Is that my problem? I saw America first. Almost all of it, by the time I went to boarding school in 1963. Everything but the Old South and Arizona (and the two new states). Wasted, all of it was, on someone who responds to “natural wonders” in a decidedly pre-Romantic manner. Show me a majestic mountain range, and I’ll show you an obstruction. Show me Manhattan’s skyline, and I’ll show you a majestic mountain range.

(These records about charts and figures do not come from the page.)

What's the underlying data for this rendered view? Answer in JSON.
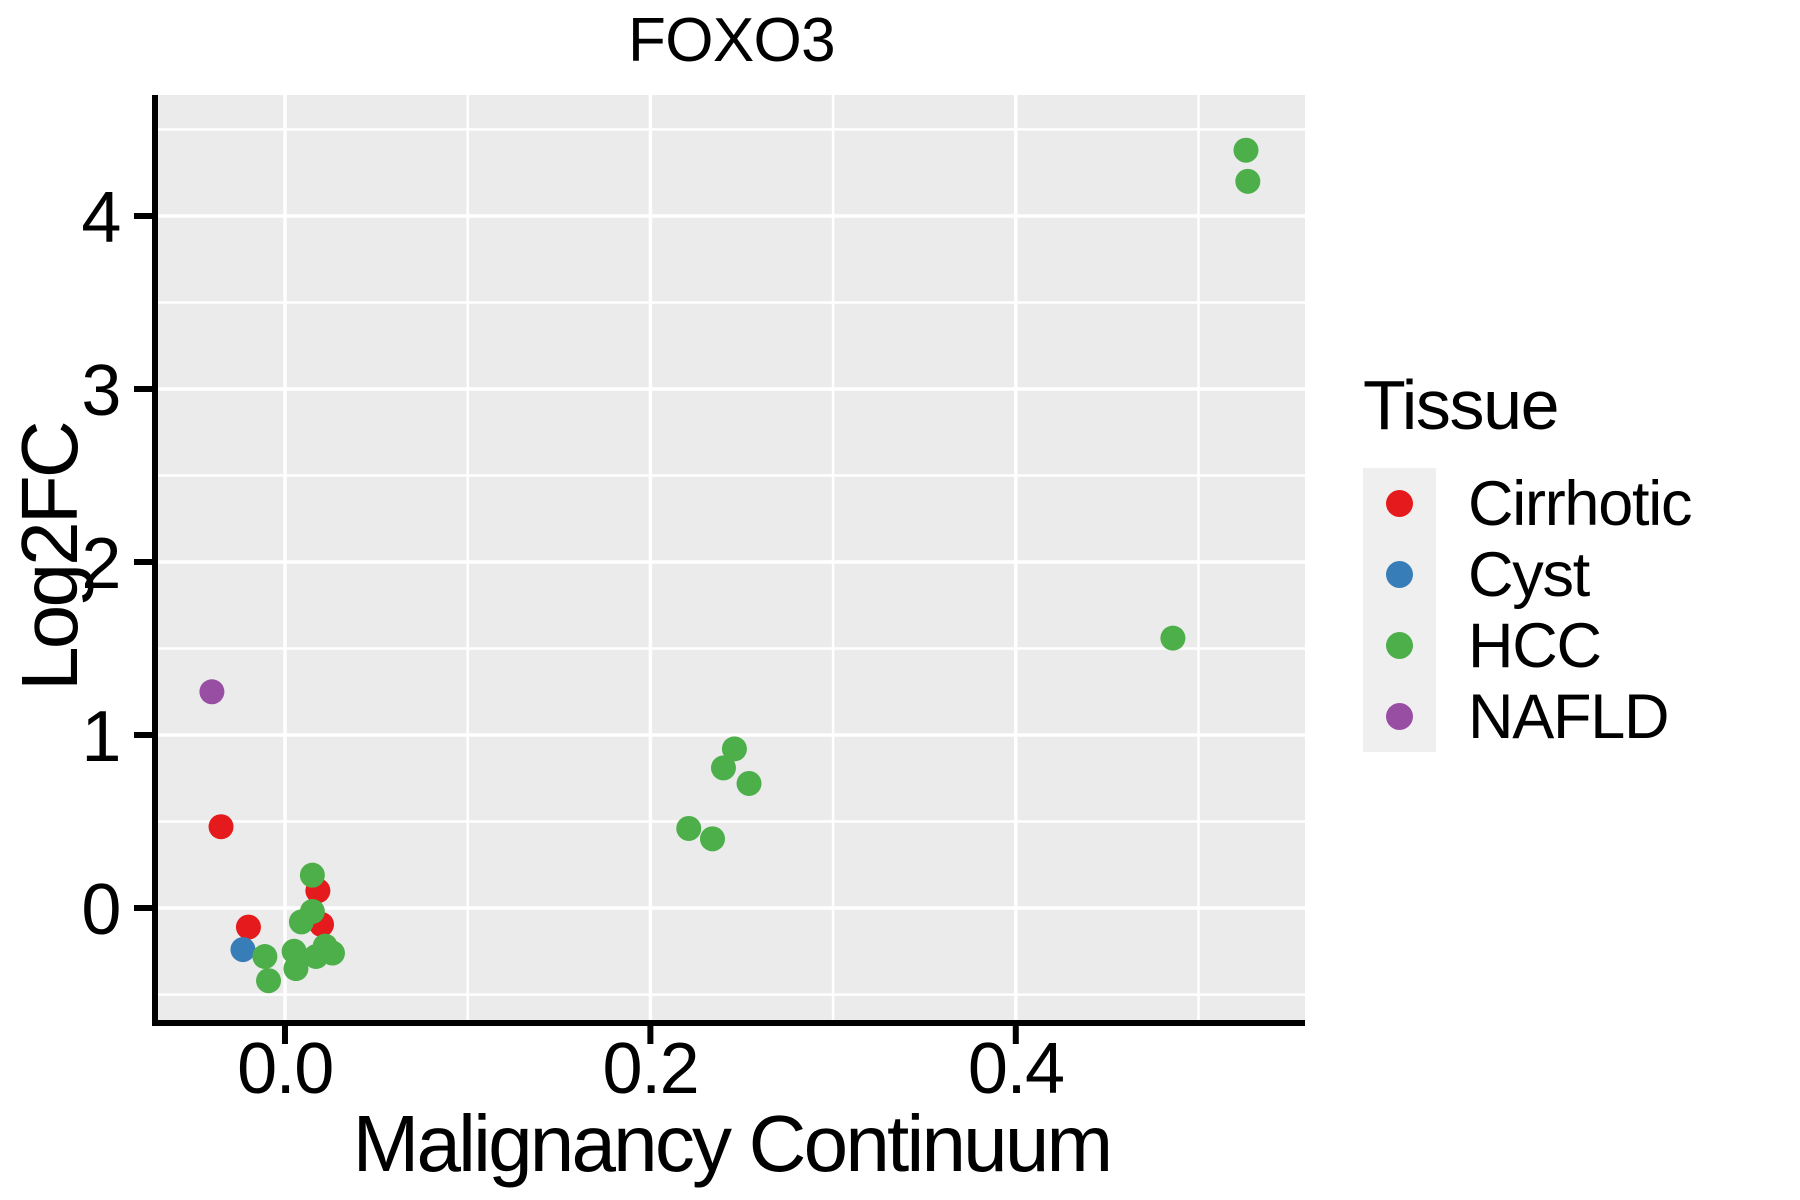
{
  "title": "FOXO3",
  "axes": {
    "x_title": "Malignancy Continuum",
    "y_title": "Log2FC"
  },
  "legend": {
    "title": "Tissue",
    "items": [
      {
        "label": "Cirrhotic",
        "color": "#E41A1C"
      },
      {
        "label": "Cyst",
        "color": "#377EB8"
      },
      {
        "label": "HCC",
        "color": "#4DAF4A"
      },
      {
        "label": "NAFLD",
        "color": "#984EA3"
      }
    ]
  },
  "chart_data": {
    "type": "scatter",
    "title": "FOXO3",
    "xlabel": "Malignancy Continuum",
    "ylabel": "Log2FC",
    "xlim": [
      -0.0695,
      0.5583
    ],
    "ylim": [
      -0.647,
      4.699
    ],
    "grid": "on",
    "legend_position": "right",
    "panel_background": "#EBEBEB",
    "grid_color": "#FFFFFF",
    "x_major_ticks": [
      0.0,
      0.2,
      0.4
    ],
    "x_tick_labels": [
      "0.0",
      "0.2",
      "0.4"
    ],
    "x_minor_ticks": [
      0.1,
      0.3,
      0.5
    ],
    "y_major_ticks": [
      0,
      1,
      2,
      3,
      4
    ],
    "y_tick_labels": [
      "0",
      "1",
      "2",
      "3",
      "4"
    ],
    "y_minor_ticks": [
      -0.5,
      0.5,
      1.5,
      2.5,
      3.5,
      4.5
    ],
    "point_radius_px": 12.5,
    "series": [
      {
        "name": "Cirrhotic",
        "color": "#E41A1C",
        "points": [
          [
            -0.035,
            0.47
          ],
          [
            -0.02,
            -0.11
          ],
          [
            0.018,
            0.1
          ],
          [
            0.02,
            -0.095
          ]
        ]
      },
      {
        "name": "Cyst",
        "color": "#377EB8",
        "points": [
          [
            -0.023,
            -0.24
          ]
        ]
      },
      {
        "name": "HCC",
        "color": "#4DAF4A",
        "points": [
          [
            -0.011,
            -0.28
          ],
          [
            -0.009,
            -0.42
          ],
          [
            0.005,
            -0.25
          ],
          [
            0.006,
            -0.35
          ],
          [
            0.009,
            -0.08
          ],
          [
            0.015,
            -0.02
          ],
          [
            0.015,
            0.19
          ],
          [
            0.017,
            -0.28
          ],
          [
            0.022,
            -0.22
          ],
          [
            0.026,
            -0.26
          ],
          [
            0.221,
            0.46
          ],
          [
            0.234,
            0.4
          ],
          [
            0.24,
            0.81
          ],
          [
            0.246,
            0.92
          ],
          [
            0.254,
            0.72
          ],
          [
            0.486,
            1.56
          ],
          [
            0.526,
            4.38
          ],
          [
            0.527,
            4.2
          ]
        ]
      },
      {
        "name": "NAFLD",
        "color": "#984EA3",
        "points": [
          [
            -0.04,
            1.25
          ]
        ]
      }
    ]
  }
}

“America the Beautiful”? Either I’m crazy or they’re crazy. I panted to go to Europe because I believed that there were beautiful things there. As indeed there are. Grosvenor Square (with your back to the Embassy). Wilton Crescent. Not every square inch of Paris is beautiful, certainly (the Champs-Elysées is rather a shock, if you’re not looking straight ahead), but most of it is either lovely or interesting. A lot of New York is interesting, but hardly any of it is genuinely beautiful. The Empire State Building, for example — it’s the perfect skyscraper, and I love it to pieces. But beautiful? It’s too big to be beautiful.
New York is better at jolie laide. The Plaza and the Dakota, both designed by Henry Janeway Hardenburgh. The central block of the Metropolitan Museum of Art is uglier every time I look at it. The scale is so off! Or, rather, there are two scales. The pillars and the portals belong to different designs. I’m not saying that I wouldn’t trade it in for the Sully Wing, but I wouldn’t tear it down, either.

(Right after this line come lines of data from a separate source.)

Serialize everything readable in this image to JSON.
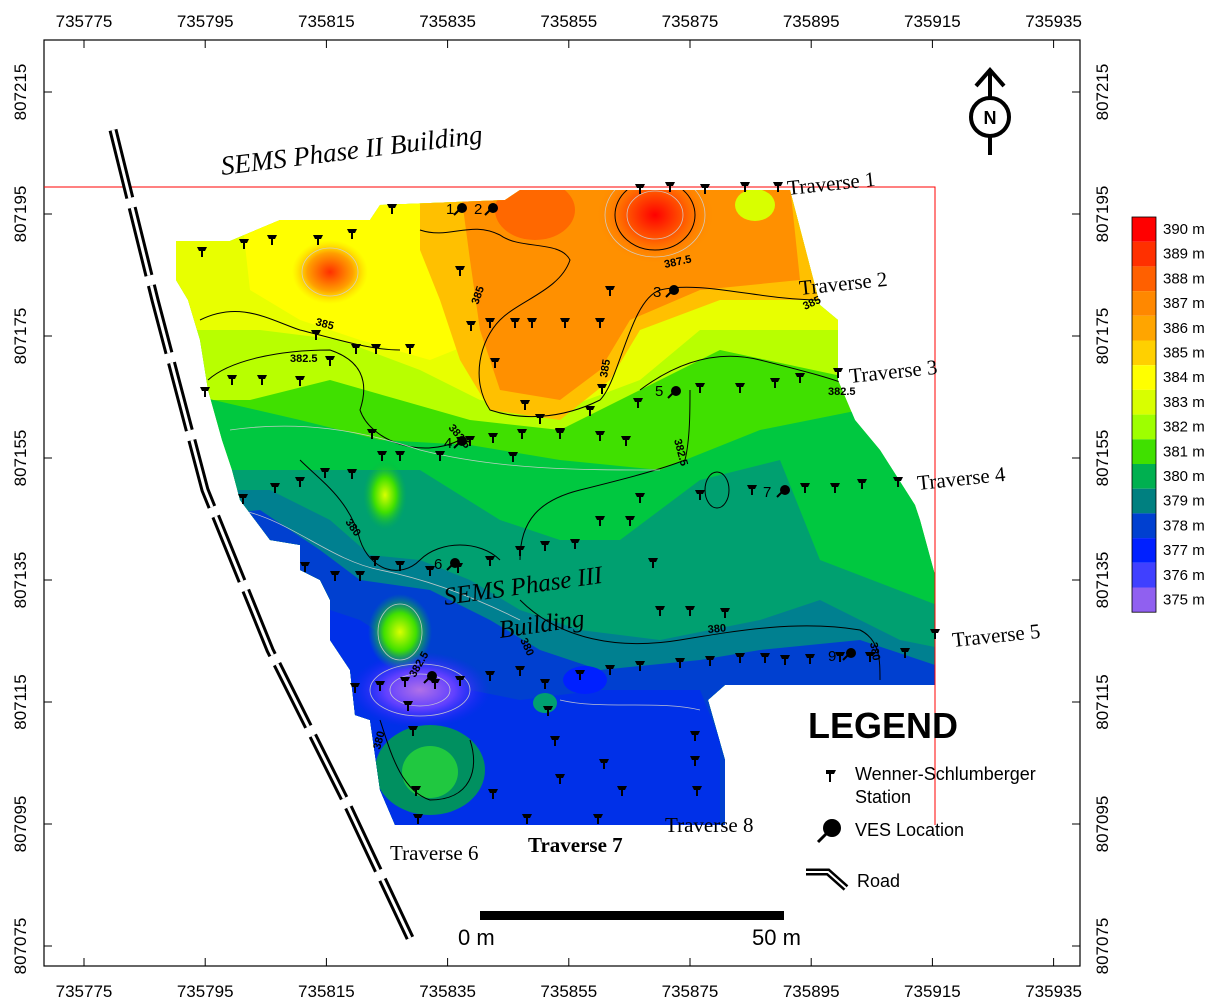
{
  "map": {
    "x_ticks": [
      "735775",
      "735795",
      "735815",
      "735835",
      "735855",
      "735875",
      "735895",
      "735915",
      "735935"
    ],
    "y_ticks": [
      "807215",
      "807195",
      "807175",
      "807155",
      "807135",
      "807115",
      "807095",
      "807075"
    ],
    "building_labels": {
      "phase2": "SEMS Phase II Building",
      "phase3_line1": "SEMS Phase III",
      "phase3_line2": "Building"
    },
    "traverses": [
      "Traverse 1",
      "Traverse 2",
      "Traverse 3",
      "Traverse 4",
      "Traverse 5",
      "Traverse 6",
      "Traverse 7",
      "Traverse 8"
    ],
    "contour_labels": [
      "387.5",
      "385",
      "385",
      "385",
      "382.5",
      "382.5",
      "382.5",
      "382.5",
      "380",
      "380",
      "380",
      "380",
      "380",
      "385",
      "382.5"
    ],
    "ves_numbers": [
      "1",
      "2",
      "3",
      "4",
      "5",
      "6",
      "7",
      "9"
    ],
    "north_label": "N",
    "scale": {
      "start": "0 m",
      "end": "50 m"
    }
  },
  "legend": {
    "title": "LEGEND",
    "station_line1": "Wenner-Schlumberger",
    "station_line2": "Station",
    "ves": "VES Location",
    "road": "Road",
    "station_icon": "station-pin-icon",
    "ves_icon": "ves-marker-icon",
    "road_icon": "road-icon"
  },
  "colorbar": {
    "labels": [
      "390 m",
      "389 m",
      "388 m",
      "387 m",
      "386 m",
      "385 m",
      "384 m",
      "383 m",
      "382 m",
      "381 m",
      "380 m",
      "379 m",
      "378 m",
      "377 m",
      "376 m",
      "375 m"
    ],
    "colors": [
      "#ff0000",
      "#ff3000",
      "#ff6000",
      "#ff8800",
      "#ffa500",
      "#ffd000",
      "#ffff00",
      "#d8ff00",
      "#9eff00",
      "#40e000",
      "#00b050",
      "#008080",
      "#0040d0",
      "#0020ff",
      "#4040ff",
      "#9060f0"
    ]
  }
}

Lake Louise, the most beautiful spot that I have ever visited on this side of the Atlantic (or the Pacific), is not in the United States. But even if it were, I have to tell you that I’ve no need to see it again: its beauties were perfectly captured in Springtime in the Rockies, probably because Daryl Zanuck made sure that they were. I’m content to watch the movie. When, by the way, will it come out on DVD? Probably never, now. Thank you, Steve Jobs.
Don’t you wonder, whenever you find yourself on Michigan Avenue in Chicago, why somebody decided to build a really big Cannes on the wrong side of the Arctic Circle? That’s the United States for you. Everyone says, brave new world. We left the Old World behind. To which I say, ha. Or, rather, Washington, DC.
As you can see, I can’t bring myself to talk about the natural wonders. Such as Mount Rushmore! I saw Mount Rushmore once. I had already seen North By Northwest, though. Actually standing by those dinky telescopes on a hot summer afternoon was a whole lot less interesting without Cary Grant and Leo G Carroll, let me tell you. I had a lot more fun the previous summer when I stayed, with my parents, at the Ambassador East in Really Big Cannes. It was a lot easier to imagine Cary Grant and Eva Marie Saint in the deeply piled corridors of the Ambassador East Hotel than it was at a scenic outlook below Mount Rushmore.
I would not by any means call myself a people person, but I have absolutely no interest in rocks or the plants that like to grow on them — excepting, of course, the granite outcrops that bind Manhattan to the Westchester of my childhood. Them I like. Come to think of it, they must have been Henry Janeway Hardenburgh’s principal inspiration, working at a deeper inspirational level than the language of equally metamorphic Beaux Arts ornament that clads his famous façades.
Anyway, I saw America first, and I don’t recommend it. Remember that Peggy Lee song, “Is That All There Is?” I was singing it at fifteen. Happily, the answer was “no.”